Late U.S. Supreme Court Justice Ruth Bader Ginsburg lives on at a residence hall at Rutgers-Newark. The Rutgers Board of Governors unanimously approved renaming the residence hall at 15 Washington Street Thursday Ruth Bader Ginsburg Hall.
Ginsburg taught at Rutgers Law School in Newark from 1963 to 1972, where she pioneered teaching women’s rights with a seminar on the law and gender equality. She would go on to successfully argue landmark gender discrimination cases before the Supreme Court before joining as its second woman justice in 1993.
“When I think of Ruth Bader Ginsburg, I hope future generations will understand her perseverance, her clear-eyed pursuit of justice and equity, and her care for those people who are often seen as voiceless or without history,” Rutgers president Jonathan Holloway said in a prepared statement. “These are the principles that Ginsburg stood for. I think they are the principles that Rutgers stands for, and I’d love for future generations to understand how they are connected in that way.”

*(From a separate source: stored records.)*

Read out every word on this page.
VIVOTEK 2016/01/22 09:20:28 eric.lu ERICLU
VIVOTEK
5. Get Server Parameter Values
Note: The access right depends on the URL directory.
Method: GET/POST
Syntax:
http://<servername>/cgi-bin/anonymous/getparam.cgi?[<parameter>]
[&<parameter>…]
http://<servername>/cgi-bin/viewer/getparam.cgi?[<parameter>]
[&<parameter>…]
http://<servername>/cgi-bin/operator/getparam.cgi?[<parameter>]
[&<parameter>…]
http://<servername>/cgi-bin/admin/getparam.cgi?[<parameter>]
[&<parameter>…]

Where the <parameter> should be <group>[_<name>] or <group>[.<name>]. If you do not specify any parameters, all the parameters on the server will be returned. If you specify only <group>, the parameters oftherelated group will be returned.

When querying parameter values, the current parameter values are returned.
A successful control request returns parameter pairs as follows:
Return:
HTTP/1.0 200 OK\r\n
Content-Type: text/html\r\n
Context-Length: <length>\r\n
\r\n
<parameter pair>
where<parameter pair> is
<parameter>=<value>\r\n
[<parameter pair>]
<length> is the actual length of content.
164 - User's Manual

The newly christened Ruth Bader Ginsburg Hall was home to the law school for nearly 25 years after Ginsburg left Rutgers. The building is now home to 330 graduate and undergraduate students, including 100 law students, and Rutgers-Newark chancellor Nancy Cantor.
Cantor proposed renaming the building following Ginsberg’s death on Sept. 18.
“Justice Ginsburg’s steadfast commitment to social justice and equal treatment under the law, and to training future generations of change-makers, is precisely at the core of the institutional identity of Rutgers Law School in Newark and of Rutgers-Newark more generally,” Cantor said in a statement. “We live that every day, in our commitment to creating social mobility and in our work in Newark and beyond as an anchor institution, collaborating in the community, across sectors, for equitable growth and opportunity.”
Daughter Jane Ginsburg, a law professor at Columbia Law School, said her family is honored a building will be named after her mother at Rutgers-Newark.
“Rutgers was one of the very few U.S. law schools willing in the 1960s to hire women, or minorities,” she said. “It is particularly appropriate that the university that gave Mother her start in law teaching would commemorate that association in such a tangible way.”
While at Rutgers, Ginsburg was the inaugural adviser to the Women’s Rights Law Reporter, the first law journal in the United States focused on issues of gender equality and justice and established by law students.